Pagcaliwagan v. Aviva Insurance Company (17-003500)

The claimant sought to exclude addendum reports completed by the insurer’s IE assessors, which were served three days after the ordered due date. Adjudicator Paluch held that the late addendum reports would be admissible at the hearing. He reasoned that the insurer had kept that claimant apprised of its intention to obtain the addendum reports, and kept the claimant well-informed of the status of the reports. He also wrote that it would not be in the interest of fairness to exclude addendum reports that were two days late – the best available evidence should be available to inform the Tribunal’s decision.

P.K. v. Unica Insurance Inc. (17-005397)

The insurer sought an order for a number of documents (which the claimant undertook to provide during the Case Conference) and the particulars of the special award claim. Adjudicator Ferguson granted the insurer’s motion, and ordered the claimant to produce the requested documentation within seven days, and to provide the particulars of the special award claim.

Applicant v. Unica Insurance Company (17-002059)

The insurer sought to have the application dismissed on the basis of the claimant’s failure to attend the hearing. Adjudicator Maedel held that the claimant had abandoned his application, and had failed to substantiate his claims. The matter was dismissed.

Applicant v The Guarantee Company of North America (17-002558)

The applicant sought medical benefits for physiotherapy services. The respondent brought a motion to strike the applicant’s reply. The applicant filed a response to the motion to strike a day after the deadline. Adjudicator Goela held that despite being late, she would consider the applicant’s response as it did not prejudice the respondent. Adjudicator Goela further held that the applicant’s reply was struck because the applicant used the reply to introduce new information and arguments that should have been addressed in her initial submissions. The adjudicator also held that the applicant was also not entitled to the medical benefits sought as the treatment plans were related to injuries from a previous accident.
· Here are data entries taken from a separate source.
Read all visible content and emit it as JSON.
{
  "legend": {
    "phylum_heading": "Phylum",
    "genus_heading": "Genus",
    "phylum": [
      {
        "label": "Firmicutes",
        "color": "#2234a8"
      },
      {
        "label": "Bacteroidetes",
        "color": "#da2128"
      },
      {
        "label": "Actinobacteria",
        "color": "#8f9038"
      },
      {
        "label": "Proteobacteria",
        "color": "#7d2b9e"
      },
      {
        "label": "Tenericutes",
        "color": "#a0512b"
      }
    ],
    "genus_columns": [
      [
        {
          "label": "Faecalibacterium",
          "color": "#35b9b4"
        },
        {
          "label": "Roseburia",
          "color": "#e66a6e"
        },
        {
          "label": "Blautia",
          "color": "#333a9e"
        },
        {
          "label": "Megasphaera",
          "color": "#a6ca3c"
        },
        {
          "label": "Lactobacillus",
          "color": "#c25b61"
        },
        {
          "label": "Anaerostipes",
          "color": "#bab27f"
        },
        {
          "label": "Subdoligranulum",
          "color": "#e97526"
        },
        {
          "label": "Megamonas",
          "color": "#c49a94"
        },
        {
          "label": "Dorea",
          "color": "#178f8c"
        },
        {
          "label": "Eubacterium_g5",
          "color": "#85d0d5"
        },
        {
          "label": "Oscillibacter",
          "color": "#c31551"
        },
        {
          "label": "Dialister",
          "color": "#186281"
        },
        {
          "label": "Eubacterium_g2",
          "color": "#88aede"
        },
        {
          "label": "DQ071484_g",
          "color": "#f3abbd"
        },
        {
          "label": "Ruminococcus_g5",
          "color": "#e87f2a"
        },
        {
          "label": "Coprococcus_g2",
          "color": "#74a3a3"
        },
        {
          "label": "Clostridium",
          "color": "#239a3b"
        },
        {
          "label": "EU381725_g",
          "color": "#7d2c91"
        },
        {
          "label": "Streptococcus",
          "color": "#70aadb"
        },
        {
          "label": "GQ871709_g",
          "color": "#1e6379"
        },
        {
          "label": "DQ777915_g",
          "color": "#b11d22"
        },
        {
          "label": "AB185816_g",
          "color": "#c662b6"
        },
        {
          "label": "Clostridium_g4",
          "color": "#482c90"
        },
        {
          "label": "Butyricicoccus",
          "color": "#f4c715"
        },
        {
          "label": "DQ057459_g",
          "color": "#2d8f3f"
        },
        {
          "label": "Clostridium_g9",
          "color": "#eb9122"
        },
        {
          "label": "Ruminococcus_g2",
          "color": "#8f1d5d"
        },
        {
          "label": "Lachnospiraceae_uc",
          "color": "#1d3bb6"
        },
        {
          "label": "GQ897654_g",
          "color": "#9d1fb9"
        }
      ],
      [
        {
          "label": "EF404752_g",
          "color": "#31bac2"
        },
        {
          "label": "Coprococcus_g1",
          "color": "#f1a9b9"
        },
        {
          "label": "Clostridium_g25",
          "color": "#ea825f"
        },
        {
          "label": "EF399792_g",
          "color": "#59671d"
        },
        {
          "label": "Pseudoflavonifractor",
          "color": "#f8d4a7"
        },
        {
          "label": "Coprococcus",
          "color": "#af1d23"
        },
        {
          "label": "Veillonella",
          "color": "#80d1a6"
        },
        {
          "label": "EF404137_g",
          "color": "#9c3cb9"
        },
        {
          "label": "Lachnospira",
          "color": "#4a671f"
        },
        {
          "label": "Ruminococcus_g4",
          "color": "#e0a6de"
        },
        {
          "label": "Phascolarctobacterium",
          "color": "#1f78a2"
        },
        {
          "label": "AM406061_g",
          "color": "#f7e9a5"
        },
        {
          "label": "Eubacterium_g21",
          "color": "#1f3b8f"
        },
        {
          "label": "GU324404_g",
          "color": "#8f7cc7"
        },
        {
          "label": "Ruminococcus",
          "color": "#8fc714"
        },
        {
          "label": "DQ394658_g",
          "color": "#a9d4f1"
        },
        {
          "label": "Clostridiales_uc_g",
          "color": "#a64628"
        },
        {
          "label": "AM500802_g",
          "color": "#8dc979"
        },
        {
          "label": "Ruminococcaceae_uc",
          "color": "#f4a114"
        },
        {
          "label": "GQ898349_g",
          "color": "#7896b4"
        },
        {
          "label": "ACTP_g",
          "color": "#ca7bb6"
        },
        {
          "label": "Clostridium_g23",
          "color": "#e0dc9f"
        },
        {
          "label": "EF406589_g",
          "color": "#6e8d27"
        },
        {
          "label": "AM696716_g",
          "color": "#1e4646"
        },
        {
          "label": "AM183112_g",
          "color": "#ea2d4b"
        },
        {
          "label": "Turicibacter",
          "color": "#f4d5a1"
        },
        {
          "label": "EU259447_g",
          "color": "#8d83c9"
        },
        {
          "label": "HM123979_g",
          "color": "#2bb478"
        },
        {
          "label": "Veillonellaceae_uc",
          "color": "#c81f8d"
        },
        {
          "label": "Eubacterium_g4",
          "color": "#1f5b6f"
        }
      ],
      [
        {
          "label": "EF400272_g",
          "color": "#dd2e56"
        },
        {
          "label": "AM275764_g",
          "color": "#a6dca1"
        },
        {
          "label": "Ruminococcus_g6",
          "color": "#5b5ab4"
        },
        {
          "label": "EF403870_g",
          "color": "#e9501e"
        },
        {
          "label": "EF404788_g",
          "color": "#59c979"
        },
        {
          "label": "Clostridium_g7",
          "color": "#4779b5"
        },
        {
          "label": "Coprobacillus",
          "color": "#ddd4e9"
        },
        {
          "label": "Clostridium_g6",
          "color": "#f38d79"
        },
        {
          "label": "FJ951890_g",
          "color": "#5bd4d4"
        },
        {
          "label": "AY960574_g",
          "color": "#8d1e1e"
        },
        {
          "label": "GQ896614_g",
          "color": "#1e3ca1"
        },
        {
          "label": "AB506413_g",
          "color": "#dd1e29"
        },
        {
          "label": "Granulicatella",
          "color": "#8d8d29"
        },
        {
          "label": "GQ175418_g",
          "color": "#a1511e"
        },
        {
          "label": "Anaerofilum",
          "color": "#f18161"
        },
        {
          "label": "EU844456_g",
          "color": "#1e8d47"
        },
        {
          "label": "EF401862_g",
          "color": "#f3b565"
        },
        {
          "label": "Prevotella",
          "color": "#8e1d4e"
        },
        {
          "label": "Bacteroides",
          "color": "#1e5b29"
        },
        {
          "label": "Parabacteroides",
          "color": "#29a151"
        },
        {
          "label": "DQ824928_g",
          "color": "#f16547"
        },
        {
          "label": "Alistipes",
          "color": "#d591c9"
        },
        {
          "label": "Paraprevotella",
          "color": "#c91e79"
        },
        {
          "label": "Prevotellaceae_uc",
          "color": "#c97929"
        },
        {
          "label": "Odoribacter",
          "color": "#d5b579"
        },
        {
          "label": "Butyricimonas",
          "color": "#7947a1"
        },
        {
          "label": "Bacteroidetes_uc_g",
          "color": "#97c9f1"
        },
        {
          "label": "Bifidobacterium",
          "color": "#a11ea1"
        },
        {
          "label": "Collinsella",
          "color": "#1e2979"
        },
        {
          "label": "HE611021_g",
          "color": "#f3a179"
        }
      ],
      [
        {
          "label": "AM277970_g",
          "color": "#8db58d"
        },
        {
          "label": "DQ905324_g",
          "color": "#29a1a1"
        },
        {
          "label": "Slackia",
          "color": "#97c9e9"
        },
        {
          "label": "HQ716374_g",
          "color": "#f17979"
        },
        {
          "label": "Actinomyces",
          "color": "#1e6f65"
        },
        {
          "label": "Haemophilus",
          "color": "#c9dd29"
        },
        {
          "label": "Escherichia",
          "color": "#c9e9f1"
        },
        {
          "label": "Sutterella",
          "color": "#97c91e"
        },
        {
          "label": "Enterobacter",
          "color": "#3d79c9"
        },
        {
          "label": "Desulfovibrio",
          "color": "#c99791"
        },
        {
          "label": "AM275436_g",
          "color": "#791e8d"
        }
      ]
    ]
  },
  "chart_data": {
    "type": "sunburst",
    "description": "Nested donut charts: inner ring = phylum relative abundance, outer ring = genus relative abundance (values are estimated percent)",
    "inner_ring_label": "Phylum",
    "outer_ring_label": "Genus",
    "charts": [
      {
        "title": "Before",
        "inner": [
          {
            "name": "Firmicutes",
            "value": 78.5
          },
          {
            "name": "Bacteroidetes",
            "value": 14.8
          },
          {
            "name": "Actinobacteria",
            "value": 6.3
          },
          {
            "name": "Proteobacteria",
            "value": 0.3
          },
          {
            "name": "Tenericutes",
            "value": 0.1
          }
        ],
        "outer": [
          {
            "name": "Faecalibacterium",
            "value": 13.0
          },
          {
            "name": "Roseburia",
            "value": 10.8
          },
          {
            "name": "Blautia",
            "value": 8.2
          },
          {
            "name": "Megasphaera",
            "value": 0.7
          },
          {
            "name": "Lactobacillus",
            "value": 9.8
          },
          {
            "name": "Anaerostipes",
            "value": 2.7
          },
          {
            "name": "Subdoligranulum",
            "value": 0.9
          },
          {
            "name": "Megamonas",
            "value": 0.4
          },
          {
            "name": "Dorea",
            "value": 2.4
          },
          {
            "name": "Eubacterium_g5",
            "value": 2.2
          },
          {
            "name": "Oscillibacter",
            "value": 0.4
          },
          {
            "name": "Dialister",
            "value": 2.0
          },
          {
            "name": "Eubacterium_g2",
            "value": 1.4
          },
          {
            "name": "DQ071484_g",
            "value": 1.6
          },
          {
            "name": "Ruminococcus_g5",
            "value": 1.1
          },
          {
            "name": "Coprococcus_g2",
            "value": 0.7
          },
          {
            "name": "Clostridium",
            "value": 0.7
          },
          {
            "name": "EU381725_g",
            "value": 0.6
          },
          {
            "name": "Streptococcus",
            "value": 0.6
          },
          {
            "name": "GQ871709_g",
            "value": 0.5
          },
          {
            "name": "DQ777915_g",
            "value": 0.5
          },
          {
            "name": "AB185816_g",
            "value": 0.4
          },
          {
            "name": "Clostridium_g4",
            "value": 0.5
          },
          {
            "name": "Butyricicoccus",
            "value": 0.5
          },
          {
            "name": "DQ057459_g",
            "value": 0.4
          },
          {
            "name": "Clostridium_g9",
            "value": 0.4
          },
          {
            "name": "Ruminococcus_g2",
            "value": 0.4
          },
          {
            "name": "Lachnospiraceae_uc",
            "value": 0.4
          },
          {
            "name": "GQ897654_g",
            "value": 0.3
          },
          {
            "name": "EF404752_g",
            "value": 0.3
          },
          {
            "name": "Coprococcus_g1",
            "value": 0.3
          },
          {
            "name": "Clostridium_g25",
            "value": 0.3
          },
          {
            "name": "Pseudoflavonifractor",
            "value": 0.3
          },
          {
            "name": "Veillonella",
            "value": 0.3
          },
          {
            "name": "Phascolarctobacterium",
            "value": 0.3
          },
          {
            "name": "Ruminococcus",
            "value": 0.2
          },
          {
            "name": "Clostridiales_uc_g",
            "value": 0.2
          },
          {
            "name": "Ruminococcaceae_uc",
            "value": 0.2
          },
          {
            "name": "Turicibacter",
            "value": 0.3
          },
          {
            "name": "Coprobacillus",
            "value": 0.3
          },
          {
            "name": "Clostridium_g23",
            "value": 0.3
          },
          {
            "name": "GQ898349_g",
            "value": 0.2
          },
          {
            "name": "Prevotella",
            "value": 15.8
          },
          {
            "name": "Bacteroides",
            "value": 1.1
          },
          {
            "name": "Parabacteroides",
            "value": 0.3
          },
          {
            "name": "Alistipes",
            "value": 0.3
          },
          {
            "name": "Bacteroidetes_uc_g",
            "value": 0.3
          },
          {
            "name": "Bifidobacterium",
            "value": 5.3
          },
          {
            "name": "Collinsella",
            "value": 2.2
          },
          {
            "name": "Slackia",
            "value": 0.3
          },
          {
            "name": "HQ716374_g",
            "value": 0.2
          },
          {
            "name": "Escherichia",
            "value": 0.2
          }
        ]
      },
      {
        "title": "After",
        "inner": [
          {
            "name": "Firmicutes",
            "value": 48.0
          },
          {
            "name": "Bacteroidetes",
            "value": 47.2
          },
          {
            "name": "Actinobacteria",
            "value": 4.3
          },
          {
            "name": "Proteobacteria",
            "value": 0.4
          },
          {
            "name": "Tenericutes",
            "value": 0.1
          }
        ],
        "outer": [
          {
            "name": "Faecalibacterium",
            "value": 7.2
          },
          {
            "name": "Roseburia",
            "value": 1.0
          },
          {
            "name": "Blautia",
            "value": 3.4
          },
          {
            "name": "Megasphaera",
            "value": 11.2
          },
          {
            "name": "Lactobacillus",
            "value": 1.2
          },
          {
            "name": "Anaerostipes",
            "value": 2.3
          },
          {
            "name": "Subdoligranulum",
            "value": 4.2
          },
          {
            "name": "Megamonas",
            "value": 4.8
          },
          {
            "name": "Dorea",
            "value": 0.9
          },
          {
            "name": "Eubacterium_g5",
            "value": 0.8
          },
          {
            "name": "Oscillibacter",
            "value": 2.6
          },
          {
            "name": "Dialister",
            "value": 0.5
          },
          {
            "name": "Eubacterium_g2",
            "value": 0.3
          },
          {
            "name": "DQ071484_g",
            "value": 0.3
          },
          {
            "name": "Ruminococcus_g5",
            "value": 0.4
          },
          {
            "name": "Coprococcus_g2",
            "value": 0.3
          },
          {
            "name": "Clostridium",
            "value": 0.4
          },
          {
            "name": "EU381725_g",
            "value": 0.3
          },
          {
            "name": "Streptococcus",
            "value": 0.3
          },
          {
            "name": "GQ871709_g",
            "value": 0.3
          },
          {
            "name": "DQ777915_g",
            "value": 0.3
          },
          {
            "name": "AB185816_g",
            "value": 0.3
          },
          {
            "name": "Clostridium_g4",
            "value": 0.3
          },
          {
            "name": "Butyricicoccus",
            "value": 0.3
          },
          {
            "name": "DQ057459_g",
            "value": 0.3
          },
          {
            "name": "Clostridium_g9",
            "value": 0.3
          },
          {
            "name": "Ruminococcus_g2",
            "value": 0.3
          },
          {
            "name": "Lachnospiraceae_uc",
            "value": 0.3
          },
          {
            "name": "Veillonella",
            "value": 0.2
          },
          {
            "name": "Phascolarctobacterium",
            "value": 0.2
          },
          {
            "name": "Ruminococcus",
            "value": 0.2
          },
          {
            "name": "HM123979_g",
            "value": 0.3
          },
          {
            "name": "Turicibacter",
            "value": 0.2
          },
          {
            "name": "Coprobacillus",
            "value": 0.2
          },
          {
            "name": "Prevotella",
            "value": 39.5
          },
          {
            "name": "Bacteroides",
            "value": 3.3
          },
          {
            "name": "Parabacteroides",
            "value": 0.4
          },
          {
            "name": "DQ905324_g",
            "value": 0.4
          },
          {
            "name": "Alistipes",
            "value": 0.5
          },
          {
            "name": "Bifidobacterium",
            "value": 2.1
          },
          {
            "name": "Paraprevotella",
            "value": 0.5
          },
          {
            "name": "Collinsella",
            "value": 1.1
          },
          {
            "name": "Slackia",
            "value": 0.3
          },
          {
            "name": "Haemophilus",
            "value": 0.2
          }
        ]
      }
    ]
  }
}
Mirzaie v. Wawanesa Mutual Insurance Company (17-004584)

The insurer brought a motion seeking the production of items listed in a case conference Order, as well as additional items. The claimant indicated that best efforts were made to fulfill the production requests of the case conference Order and was able to produce some of the items. Adjudicator Ian Maedel denied the request of the insurer to seek additional items citing further productions close to a hearing date would only complicate matters and add delay. However, any items not produced but subsequently tendered at the hearing would be excluded pursuant to Rule 9.4.

S.M. v. Motor Vehicle Accident Fund (17-001681)

The claimant brought a motion to add costs and a special award as issues in dispute. The motion also sought to compel the claims handler to submit to cross-examination as well as production of the entire accident benefits file and IE assessors records, inclusive of correspondence between the vendor and assessor. The insurer eventually consented to the production of the AB file and much of the records sought from the IE assessors. The insurer also indicated that it would request the correspondence between the IE vendor and its assessor. However, Adjudicator Rebecca Hines held that should the IE vendor fail to produce the records, a summons of the vendor would follow. Of note, since the insurer was the Fund, it initially sought exemption from being compelled to provide documentary and oral evidence under section 71 of the Legislation Act and section 8 of the Proceedings Against the Crown Act; this was rejected.

M.J. v. Aviva General Insurance (17-002229)

After the commencement of the hearing, the claimant withdrew the application. The Tribunal closed its file and no costs were awarded.

M.C. v. Aviva General Insurance (17-002614)

The insurer sought reconsideration of an order made by the Tribunal allowing the claimant to summons the adjuster who had handled his matter. The insurer argued that it should have been given a copy of the claimant’s summons request, and should have had the opportunity to respond to that request. Executive Chair Lamoureux rejected the reconsideration. She held that Rules 8 and 4.3, when read together, allowed the claimant to request a summons without notifying the insurer.